Poème sur l’Ukraine
Pour Anna Akhmatova
Traduit par Maité Griasse
Dans les tempêtes de cet hiver…
Une femme qui te ressemble passe devant ma fenêtre, son chien en laisse
Un air de Tchaïkovski s’élève
Dans son long manteau elle se fige soudain, telle une statue d’une épopée sans héros…
En 1889, je ne suis pas né ici
Avant, je n’avais rien d’ukrainien
Et je ne suis pas exactement d’Odessa,
Je suis né là-bas sous un soleil qui parle une seule langue, un soleil qui serre les saisons dans ses mains de fer…
Là où sont engendrées les guerres, là où poussent les herbes du désespoir
Puis le ciel a déchiré ses vêtements, un à un
Ses joues griffées par les ongles de la peur.
Avant de rencontrer les foulards de tes poèmes
Déployés sur les bateaux d’Odessa et sur les navires tristes,
Je disais :
« Seuls les grands poètes écrivent de la poésie sincère »
Akhmatova, les poétesses là-bas sont insolentes
En général, sans cœur
Et sans poèmes, d’ailleurs
Le chahut de leurs bavardages m’agace
Et si je lance à l’une d’entre elles une rose violette
Elle se fane dans le lointain
Ou se transforme en chauves-souris d’argile…
Bagdad m’a vu naître
Bagdad, qu’Houlagou a oubliée en 1258
À la merci des Bouyides
Des Seldjoukides
Des Safavides
Des Ottomans
Des rois
Des présidents
À la merci de la Grande-Bretagne
À la merci des Américains et des avions
Bagdad qu’Houlagou a oubliée
M’abandonne aussi à ce moment précis…
Mes mains sont suspendues dans l’air froid
Ma tête, sous un ciel gris
Mes pieds s’enracinent sur des trottoirs blancs
Je me parle
De poèmes qui ne sont pas encore nés sous ce ciel
Du néant et de l’existence
De l’être humain et sa destinée
Et d’autres choses encore
Une femme qui te ressemble se tient dans le tournant
Elle me sourit
Son chien m’aboie dessus comme sur un étranger...
Enveloppée de son long manteau, elle se fige dans la pénombre de la rue,
Telle une statue d’une épopée sans héros
Dans le parc Chevtchenko
Sous les branches nues des arbres
J’allume ma cigarette et dessine avec sa fumée des cités de poussière et des peuples légendaires
Tout à coup, un étrange oiseau affolé s’enfuit dans le vide
Et dans le tournant, de l’autre côté de la route
Un vol de mouettes
Près des navires mélancoliques,
Dans la solitude de ce monde et l’épaisseur de l’existence
Naissent les poèmes sans pitrerie
Sans éclats de rire
Comme quand quelqu’un passe d’un pas pressé dans l’obscurité
Et disparait derrière un camion immobilisé
Je ne suis pas seul à Kiev
Je ne suis pas seul à Kharkov
Je ne suis pas seul à Odessa
À côté de moi sont tombées les chaussures d’une femme qui trébuche dans l’épaisse couche de neige,
À mes côtés aussi, des souvenirs lumineux
Creusent leur vieux puits ce soir,
Les gens vivent entourés de coussins de douleur
Même une chanson n’amortit rien
Le fracas des navires dans le port non plus,
À côté de moi et derrière aussi, les chiens de mes années aboient et leurs chats noirs miaulent
Tel est le destin de l’étranger
Tels sont les pièges des ténèbres
Lorsqu’un homme décide de consacrer sa vie à la poésie
Et avance avec dignité vers le cœur du péché.
Khalid Mutlaq est un écrivain et poète irakien bien connu, né en 1963 à Bagdad.

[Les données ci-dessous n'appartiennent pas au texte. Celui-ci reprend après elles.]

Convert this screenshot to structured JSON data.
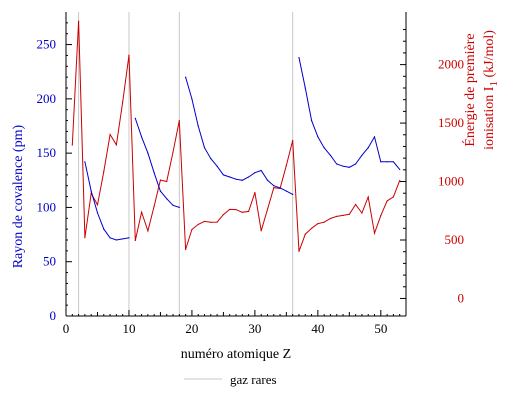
{
  "chart_data": {
    "type": "line",
    "xlabel": "numéro atomique Z",
    "xlim": [
      0,
      54
    ],
    "x_ticks": [
      0,
      10,
      20,
      30,
      40,
      50
    ],
    "vertical_lines_x": [
      2,
      10,
      18,
      36
    ],
    "legend": {
      "label": "gaz rares",
      "placement": "bottom-center",
      "color": "#c8c8c8"
    },
    "left_axis": {
      "label": "Rayon de covalence (pm)",
      "color": "#0000cc",
      "ylim": [
        0,
        280
      ],
      "ticks": [
        0,
        50,
        100,
        150,
        200,
        250
      ]
    },
    "right_axis": {
      "label_line1": "Énergie de première",
      "label_line2_prefix": "ionisation I",
      "label_line2_sub": "1",
      "label_line2_suffix": " (kJ/mol)",
      "color": "#cc0000",
      "ylim": [
        -150,
        2450
      ],
      "ticks": [
        0,
        500,
        1000,
        1500,
        2000
      ]
    },
    "series": [
      {
        "axis": "right",
        "color": "#cc0000",
        "points": [
          [
            1,
            1312
          ],
          [
            2,
            2372
          ],
          [
            3,
            520
          ],
          [
            4,
            899
          ],
          [
            5,
            801
          ],
          [
            6,
            1086
          ],
          [
            7,
            1402
          ],
          [
            8,
            1314
          ],
          [
            9,
            1681
          ],
          [
            10,
            2081
          ],
          [
            11,
            496
          ],
          [
            12,
            738
          ],
          [
            13,
            578
          ],
          [
            14,
            787
          ],
          [
            15,
            1012
          ],
          [
            16,
            1000
          ],
          [
            17,
            1251
          ],
          [
            18,
            1521
          ],
          [
            19,
            419
          ],
          [
            20,
            590
          ],
          [
            21,
            633
          ],
          [
            22,
            659
          ],
          [
            23,
            651
          ],
          [
            24,
            653
          ],
          [
            25,
            717
          ],
          [
            26,
            762
          ],
          [
            27,
            760
          ],
          [
            28,
            737
          ],
          [
            29,
            745
          ],
          [
            30,
            906
          ],
          [
            31,
            579
          ],
          [
            32,
            762
          ],
          [
            33,
            947
          ],
          [
            34,
            941
          ],
          [
            35,
            1140
          ],
          [
            36,
            1351
          ],
          [
            37,
            403
          ],
          [
            38,
            550
          ],
          [
            39,
            600
          ],
          [
            40,
            640
          ],
          [
            41,
            652
          ],
          [
            42,
            684
          ],
          [
            43,
            702
          ],
          [
            44,
            710
          ],
          [
            45,
            720
          ],
          [
            46,
            804
          ],
          [
            47,
            731
          ],
          [
            48,
            868
          ],
          [
            49,
            558
          ],
          [
            50,
            709
          ],
          [
            51,
            834
          ],
          [
            52,
            869
          ],
          [
            53,
            1008
          ]
        ]
      },
      {
        "axis": "left",
        "color": "#0000cc",
        "segments": [
          [
            [
              3,
              142
            ],
            [
              4,
              115
            ],
            [
              5,
              95
            ],
            [
              6,
              80
            ],
            [
              7,
              72
            ],
            [
              8,
              70
            ],
            [
              9,
              71
            ],
            [
              10,
              72
            ]
          ],
          [
            [
              11,
              182
            ],
            [
              12,
              165
            ],
            [
              13,
              150
            ],
            [
              14,
              132
            ],
            [
              15,
              115
            ],
            [
              16,
              108
            ],
            [
              17,
              102
            ],
            [
              18,
              100
            ]
          ],
          [
            [
              19,
              220
            ],
            [
              20,
              200
            ],
            [
              21,
              175
            ],
            [
              22,
              155
            ],
            [
              23,
              145
            ],
            [
              24,
              138
            ],
            [
              25,
              130
            ],
            [
              26,
              128
            ],
            [
              27,
              126
            ],
            [
              28,
              125
            ],
            [
              29,
              128
            ],
            [
              30,
              132
            ],
            [
              31,
              134
            ],
            [
              32,
              125
            ],
            [
              33,
              120
            ],
            [
              34,
              118
            ],
            [
              35,
              115
            ],
            [
              36,
              112
            ]
          ],
          [
            [
              37,
              238
            ],
            [
              38,
              210
            ],
            [
              39,
              180
            ],
            [
              40,
              165
            ],
            [
              41,
              155
            ],
            [
              42,
              148
            ],
            [
              43,
              140
            ],
            [
              44,
              138
            ],
            [
              45,
              137
            ],
            [
              46,
              140
            ],
            [
              47,
              148
            ],
            [
              48,
              155
            ],
            [
              49,
              165
            ],
            [
              50,
              142
            ],
            [
              51,
              142
            ],
            [
              52,
              142
            ],
            [
              53,
              135
            ]
          ]
        ]
      }
    ]
  }
}
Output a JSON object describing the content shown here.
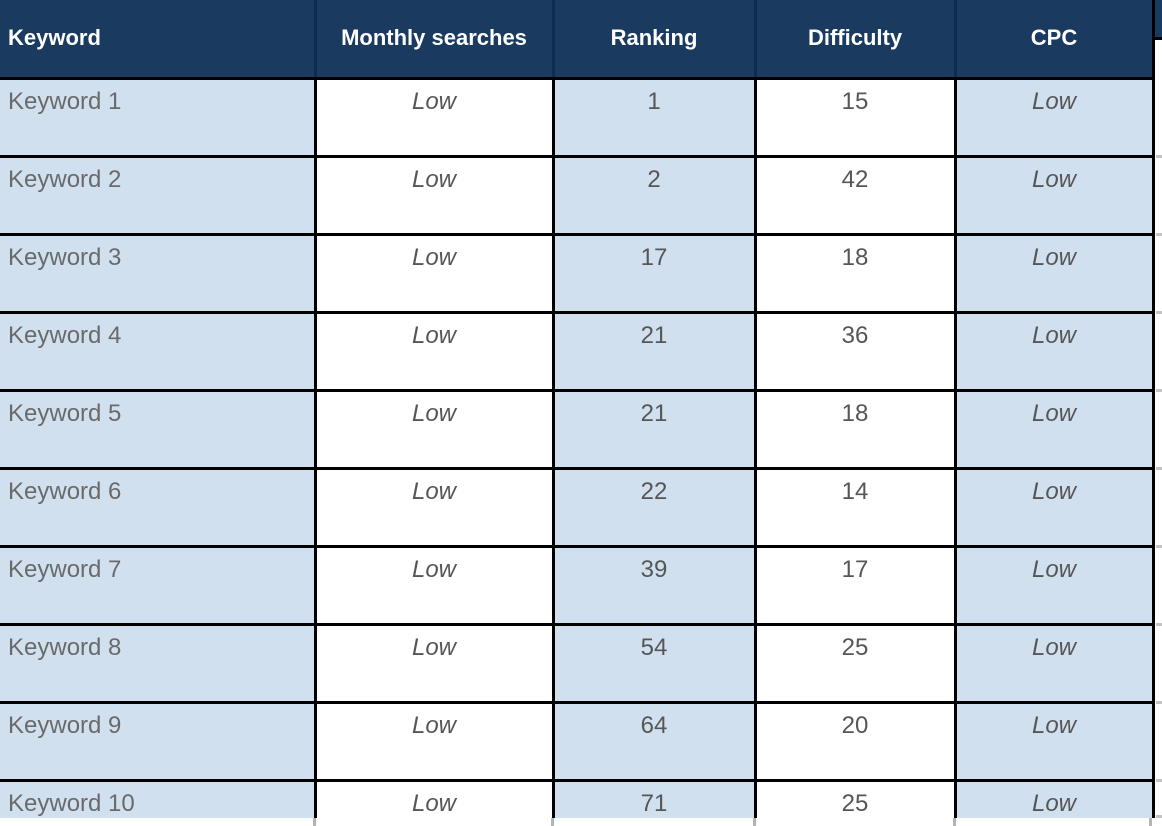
{
  "table": {
    "columns": [
      {
        "label": "Keyword"
      },
      {
        "label": "Monthly searches"
      },
      {
        "label": "Ranking"
      },
      {
        "label": "Difficulty"
      },
      {
        "label": "CPC"
      }
    ],
    "rows": [
      {
        "keyword": "Keyword 1",
        "monthly_searches": "Low",
        "ranking": "1",
        "difficulty": "15",
        "cpc": "Low"
      },
      {
        "keyword": "Keyword 2",
        "monthly_searches": "Low",
        "ranking": "2",
        "difficulty": "42",
        "cpc": "Low"
      },
      {
        "keyword": "Keyword 3",
        "monthly_searches": "Low",
        "ranking": "17",
        "difficulty": "18",
        "cpc": "Low"
      },
      {
        "keyword": "Keyword 4",
        "monthly_searches": "Low",
        "ranking": "21",
        "difficulty": "36",
        "cpc": "Low"
      },
      {
        "keyword": "Keyword 5",
        "monthly_searches": "Low",
        "ranking": "21",
        "difficulty": "18",
        "cpc": "Low"
      },
      {
        "keyword": "Keyword 6",
        "monthly_searches": "Low",
        "ranking": "22",
        "difficulty": "14",
        "cpc": "Low"
      },
      {
        "keyword": "Keyword 7",
        "monthly_searches": "Low",
        "ranking": "39",
        "difficulty": "17",
        "cpc": "Low"
      },
      {
        "keyword": "Keyword 8",
        "monthly_searches": "Low",
        "ranking": "54",
        "difficulty": "25",
        "cpc": "Low"
      },
      {
        "keyword": "Keyword 9",
        "monthly_searches": "Low",
        "ranking": "64",
        "difficulty": "20",
        "cpc": "Low"
      },
      {
        "keyword": "Keyword 10",
        "monthly_searches": "Low",
        "ranking": "71",
        "difficulty": "25",
        "cpc": "Low"
      }
    ]
  },
  "colors": {
    "header_bg": "#1a3a60",
    "header_divider": "#0f2c4e",
    "header_text": "#ffffff",
    "stripe_blue": "#d1e0ef",
    "grid_border": "#000000",
    "keyword_text": "#6a6a6a",
    "value_text": "#565656"
  }
}
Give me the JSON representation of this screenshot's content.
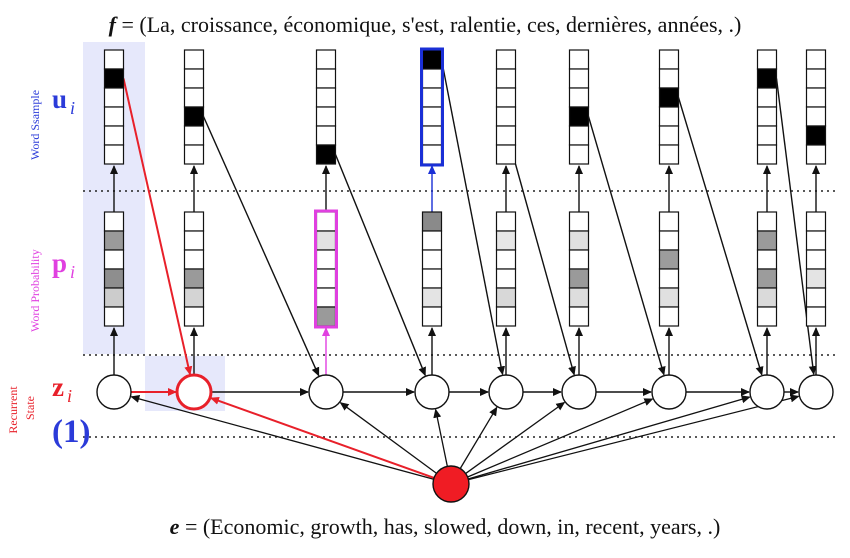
{
  "top_equation": {
    "symbol": "f",
    "text": " = (La, croissance, économique, s'est, ralentie, ces, dernières, années, .)"
  },
  "bottom_equation": {
    "symbol": "e",
    "text": " = (Economic, growth, has, slowed, down, in, recent, years, .)"
  },
  "rows": {
    "u": {
      "symbol": "u",
      "subscript": "i",
      "side_label": "Word Ssample",
      "color": "#2b3bd9"
    },
    "p": {
      "symbol": "p",
      "subscript": "i",
      "side_label": "Word Probability",
      "color": "#e040e0"
    },
    "z": {
      "symbol": "z",
      "subscript": "i",
      "side_label_1": "Recurrent",
      "side_label_2": "State",
      "color": "#e8202a"
    }
  },
  "step_marker": "(1)",
  "colors": {
    "highlight_fill": "#e6e8fb",
    "sample_highlight": "#1a2fd6",
    "prob_highlight": "#e040e0",
    "red": "#e8202a",
    "node_red": "#f01c24"
  },
  "columns": [
    {
      "u_filled": 1,
      "p_shades": [
        "#ffffff",
        "#9a9a9a",
        "#ffffff",
        "#8e8e8e",
        "#cccccc",
        "#ffffff"
      ]
    },
    {
      "u_filled": 3,
      "p_shades": [
        "#ffffff",
        "#ffffff",
        "#ffffff",
        "#9a9a9a",
        "#d4d4d4",
        "#ffffff"
      ]
    },
    {
      "u_filled": 5,
      "p_shades": [
        "#ffffff",
        "#e2e2e2",
        "#ffffff",
        "#ffffff",
        "#ffffff",
        "#9a9a9a"
      ]
    },
    {
      "u_filled": 0,
      "p_shades": [
        "#8a8a8a",
        "#ffffff",
        "#ffffff",
        "#ffffff",
        "#e4e4e4",
        "#ffffff"
      ]
    },
    {
      "u_filled": -1,
      "p_shades": [
        "#ffffff",
        "#e6e6e6",
        "#ffffff",
        "#ffffff",
        "#d8d8d8",
        "#ffffff"
      ]
    },
    {
      "u_filled": 3,
      "p_shades": [
        "#ffffff",
        "#e0e0e0",
        "#ffffff",
        "#9a9a9a",
        "#dddddd",
        "#ffffff"
      ]
    },
    {
      "u_filled": 2,
      "p_shades": [
        "#ffffff",
        "#ffffff",
        "#9c9c9c",
        "#ffffff",
        "#e0e0e0",
        "#ffffff"
      ]
    },
    {
      "u_filled": 1,
      "p_shades": [
        "#ffffff",
        "#9a9a9a",
        "#ffffff",
        "#9c9c9c",
        "#dadada",
        "#ffffff"
      ]
    },
    {
      "u_filled": 4,
      "p_shades": [
        "#ffffff",
        "#ffffff",
        "#ffffff",
        "#e4e4e4",
        "#ffffff",
        "#ffffff"
      ]
    }
  ]
}
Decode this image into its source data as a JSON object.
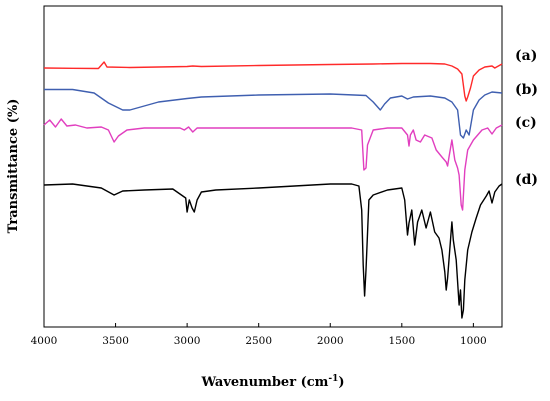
{
  "chart_data": {
    "type": "line",
    "title": "",
    "xlabel": "Wavenumber (cm",
    "xlabel_superscript": "-1",
    "xlabel_suffix": ")",
    "ylabel": "Transmittance (%)",
    "xlim": [
      4000,
      800
    ],
    "x_reversed": true,
    "x_ticks": [
      4000,
      3500,
      3000,
      2500,
      2000,
      1500,
      1000
    ],
    "y_ticks": "none",
    "grid": false,
    "legend": "right-side labels",
    "series": [
      {
        "name": "(a)",
        "color": "#ff2a2a",
        "points": [
          [
            4000,
            68
          ],
          [
            3800,
            68.3
          ],
          [
            3620,
            68.5
          ],
          [
            3580,
            62
          ],
          [
            3560,
            67
          ],
          [
            3400,
            67.5
          ],
          [
            3000,
            66.5
          ],
          [
            2960,
            66
          ],
          [
            2900,
            66.5
          ],
          [
            2500,
            65.5
          ],
          [
            2000,
            64.5
          ],
          [
            1700,
            64
          ],
          [
            1500,
            63.5
          ],
          [
            1300,
            63.5
          ],
          [
            1200,
            64
          ],
          [
            1150,
            66
          ],
          [
            1110,
            69
          ],
          [
            1080,
            74
          ],
          [
            1060,
            96
          ],
          [
            1050,
            101
          ],
          [
            1040,
            97
          ],
          [
            1020,
            88
          ],
          [
            1000,
            76
          ],
          [
            960,
            70
          ],
          [
            920,
            67
          ],
          [
            870,
            66
          ],
          [
            850,
            68
          ],
          [
            800,
            64
          ]
        ]
      },
      {
        "name": "(b)",
        "color": "#3f5fb0",
        "points": [
          [
            4000,
            89.5
          ],
          [
            3800,
            89.5
          ],
          [
            3650,
            93
          ],
          [
            3550,
            103
          ],
          [
            3450,
            110
          ],
          [
            3400,
            110
          ],
          [
            3300,
            106
          ],
          [
            3200,
            102
          ],
          [
            3000,
            98.5
          ],
          [
            2900,
            97
          ],
          [
            2500,
            95
          ],
          [
            2000,
            94
          ],
          [
            1750,
            95.5
          ],
          [
            1700,
            102
          ],
          [
            1650,
            110
          ],
          [
            1620,
            104
          ],
          [
            1580,
            98
          ],
          [
            1500,
            96
          ],
          [
            1460,
            99
          ],
          [
            1420,
            97
          ],
          [
            1300,
            96
          ],
          [
            1200,
            98
          ],
          [
            1150,
            102
          ],
          [
            1110,
            110
          ],
          [
            1090,
            135
          ],
          [
            1070,
            138
          ],
          [
            1050,
            130
          ],
          [
            1030,
            135
          ],
          [
            1000,
            110
          ],
          [
            960,
            100
          ],
          [
            920,
            95
          ],
          [
            870,
            92
          ],
          [
            800,
            93
          ]
        ]
      },
      {
        "name": "(c)",
        "color": "#e13fbf",
        "points": [
          [
            4000,
            125
          ],
          [
            3960,
            120
          ],
          [
            3920,
            127
          ],
          [
            3880,
            119
          ],
          [
            3840,
            126
          ],
          [
            3780,
            125
          ],
          [
            3700,
            128
          ],
          [
            3600,
            127
          ],
          [
            3550,
            130
          ],
          [
            3510,
            142
          ],
          [
            3480,
            136
          ],
          [
            3420,
            130
          ],
          [
            3300,
            128
          ],
          [
            3050,
            128
          ],
          [
            3020,
            130
          ],
          [
            2990,
            127
          ],
          [
            2960,
            132
          ],
          [
            2930,
            128
          ],
          [
            2800,
            128
          ],
          [
            2000,
            128
          ],
          [
            1850,
            128
          ],
          [
            1780,
            130
          ],
          [
            1765,
            170
          ],
          [
            1750,
            168
          ],
          [
            1740,
            145
          ],
          [
            1700,
            130
          ],
          [
            1600,
            128
          ],
          [
            1500,
            128
          ],
          [
            1460,
            135
          ],
          [
            1450,
            146
          ],
          [
            1440,
            135
          ],
          [
            1420,
            130
          ],
          [
            1400,
            140
          ],
          [
            1370,
            142
          ],
          [
            1340,
            135
          ],
          [
            1290,
            138
          ],
          [
            1260,
            150
          ],
          [
            1220,
            157
          ],
          [
            1190,
            162
          ],
          [
            1180,
            166
          ],
          [
            1170,
            157
          ],
          [
            1150,
            140
          ],
          [
            1130,
            160
          ],
          [
            1110,
            168
          ],
          [
            1100,
            175
          ],
          [
            1085,
            205
          ],
          [
            1075,
            210
          ],
          [
            1060,
            170
          ],
          [
            1040,
            150
          ],
          [
            1000,
            140
          ],
          [
            970,
            135
          ],
          [
            940,
            130
          ],
          [
            900,
            128
          ],
          [
            870,
            134
          ],
          [
            840,
            128
          ],
          [
            800,
            125
          ]
        ]
      },
      {
        "name": "(d)",
        "color": "#000000",
        "points": [
          [
            4000,
            185
          ],
          [
            3800,
            184
          ],
          [
            3600,
            188
          ],
          [
            3510,
            195
          ],
          [
            3450,
            191
          ],
          [
            3300,
            190
          ],
          [
            3100,
            189
          ],
          [
            3010,
            198
          ],
          [
            3000,
            212
          ],
          [
            2985,
            200
          ],
          [
            2965,
            208
          ],
          [
            2950,
            212
          ],
          [
            2930,
            200
          ],
          [
            2900,
            192
          ],
          [
            2800,
            190
          ],
          [
            2500,
            188
          ],
          [
            2000,
            184
          ],
          [
            1850,
            184
          ],
          [
            1800,
            186
          ],
          [
            1780,
            210
          ],
          [
            1770,
            265
          ],
          [
            1760,
            296
          ],
          [
            1750,
            270
          ],
          [
            1730,
            200
          ],
          [
            1700,
            195
          ],
          [
            1600,
            190
          ],
          [
            1500,
            188
          ],
          [
            1480,
            200
          ],
          [
            1460,
            235
          ],
          [
            1450,
            223
          ],
          [
            1430,
            210
          ],
          [
            1410,
            245
          ],
          [
            1390,
            222
          ],
          [
            1360,
            210
          ],
          [
            1330,
            228
          ],
          [
            1300,
            212
          ],
          [
            1270,
            232
          ],
          [
            1240,
            238
          ],
          [
            1220,
            250
          ],
          [
            1200,
            272
          ],
          [
            1190,
            290
          ],
          [
            1180,
            278
          ],
          [
            1160,
            240
          ],
          [
            1150,
            222
          ],
          [
            1140,
            240
          ],
          [
            1120,
            260
          ],
          [
            1100,
            305
          ],
          [
            1090,
            290
          ],
          [
            1080,
            318
          ],
          [
            1070,
            310
          ],
          [
            1060,
            280
          ],
          [
            1040,
            250
          ],
          [
            1010,
            232
          ],
          [
            980,
            218
          ],
          [
            950,
            205
          ],
          [
            910,
            196
          ],
          [
            890,
            191
          ],
          [
            870,
            203
          ],
          [
            850,
            192
          ],
          [
            820,
            186
          ],
          [
            800,
            184
          ]
        ]
      }
    ]
  }
}
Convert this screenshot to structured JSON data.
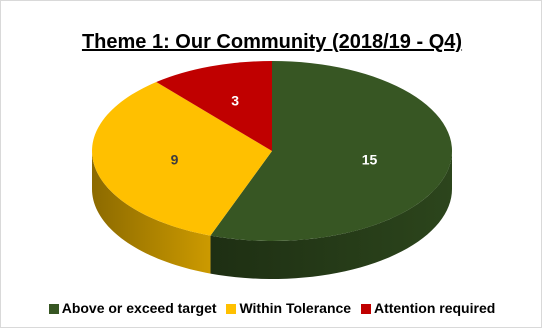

Il vit actuellement à Abou Dhabi. Dans nombre de ses ouvrages, il traite de l’art et du monde féminin. Parmi les titres récents, l’on peut citer : Le Sac à main – Une Histoire de la séduction, Fissures de la beauté féminine – Femme dans la ville, art et architecture et La Ville de Kawoosh (traduction non officielle des titres publiés en arabe). Il a travaillé pour plusieurs journaux et magazines, par exemple comme rédacteur en chef de la section culture du journal Al-Jumhuriya et directeur du comité de rédaction d’Asfar, un magazine littéraire trimestriel dans les années quatre-vingt. Bien qu’il n’ait pas encore publié de recueil de poésie, ses poèmes peuvent être lus dans des magazines, des revues et des plateformes en ligne.
Maïté Graisse est née en Bolivie en 1990 et a grandi dans les Ardennes belges. Sa passion pour les langues et les livres l’a poussée vers la traduction. Après une année passée au Caire, elle a étudié l’arabe et anglais à l’ISTI. Traductrice indépendante pour plusieurs centres et festivals culturels, artistiques et littéraires, elle exerce son métier de traductrice, Le Musicien des nuages d’Ali Bader, et Vestiges d’Al-Birwah de Mahmoud Darwich sont quelques exemples récents. Elle habite actuellement à Bruxelles.